В тесовой крыше Маринкиной хаты, прямо над сенцами, темнела большая, круглая дыра. Во дворе и на крыльце валялась пегая щепа дранки. Я решил, что крышу прободал осколок. Цементный. Но дыра была чересчур велика, и у меня похолодело во рту: «Бомба замедленного действия!» Я мысленно увидел ее почему-то никелированно-блестящей, тикающей и побежал со двора пригнувшись, как бегал в детстве с чужих огородов.

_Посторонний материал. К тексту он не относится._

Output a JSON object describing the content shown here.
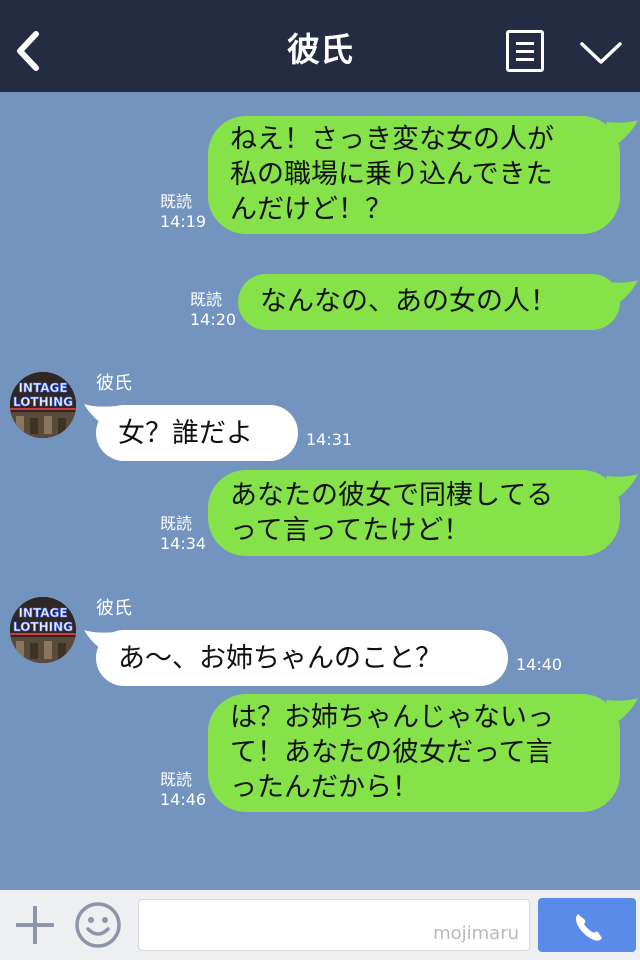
{
  "header": {
    "title": "彼氏",
    "back_icon": "chevron-left-icon",
    "menu_icon": "notes-icon",
    "more_icon": "chevron-down-icon",
    "background": "#232c42"
  },
  "chat": {
    "background": "#7494c0",
    "messages": [
      {
        "side": "right",
        "lines": [
          "ねえ！さっき変な女の人が",
          "私の職場に乗り込んできた",
          "んだけど！？"
        ],
        "read": "既読",
        "time": "14:19"
      },
      {
        "side": "right",
        "lines": [
          "なんなの、あの女の人！"
        ],
        "read": "既読",
        "time": "14:20"
      },
      {
        "side": "left",
        "sender": "彼氏",
        "lines": [
          "女？誰だよ"
        ],
        "time": "14:31",
        "avatar_text": [
          "INTAGE",
          "LOTHING"
        ]
      },
      {
        "side": "right",
        "lines": [
          "あなたの彼女で同棲してる",
          "って言ってたけど！"
        ],
        "read": "既読",
        "time": "14:34"
      },
      {
        "side": "left",
        "sender": "彼氏",
        "lines": [
          "あ〜、お姉ちゃんのこと？"
        ],
        "time": "14:40",
        "avatar_text": [
          "INTAGE",
          "LOTHING"
        ]
      },
      {
        "side": "right",
        "lines": [
          "は？お姉ちゃんじゃないっ",
          "て！あなたの彼女だって言",
          "ったんだから！"
        ],
        "read": "既読",
        "time": "14:46"
      }
    ],
    "bubble_colors": {
      "mine": "#85e249",
      "theirs": "#ffffff"
    }
  },
  "footer": {
    "plus_icon": "plus-icon",
    "emoji_icon": "smiley-icon",
    "input_value": "",
    "watermark": "mojimaru",
    "call_icon": "phone-icon",
    "call_color": "#5a8be8"
  }
}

Я то и дело оглядывался и видел белую дверь и веревочку, а пониже ее, там, где вчера было «Маринка дура» – бурое продолговатое пятно. «Стерла, чтобы я опять когда-нибудь не прочитал», – понял я и повернул назад.
Дверь я открыл с ходу, плечом, и в полутьме сеней, под белым столбом света, проникавшего в дыру крыши, увидел лошадь. Она лежала комком, подвернув под себя ноги и голову, и на ее мертвой спине выпячивалось и блестело медной оковкой новенькое комсоставское седло. В хате никого не было, но на столе, в крошеве стекла, лежал хлеб, три ложки и стоял чугунок. От него шел пар, окна на улицу были разбиты. Я заглянул в чулан и позвал:
– Есть кто-нибудь?
– Есть! – слабо донесся откуда-то Колькин голос.
– Где ты? – спросил я.
– А тут… В погребе!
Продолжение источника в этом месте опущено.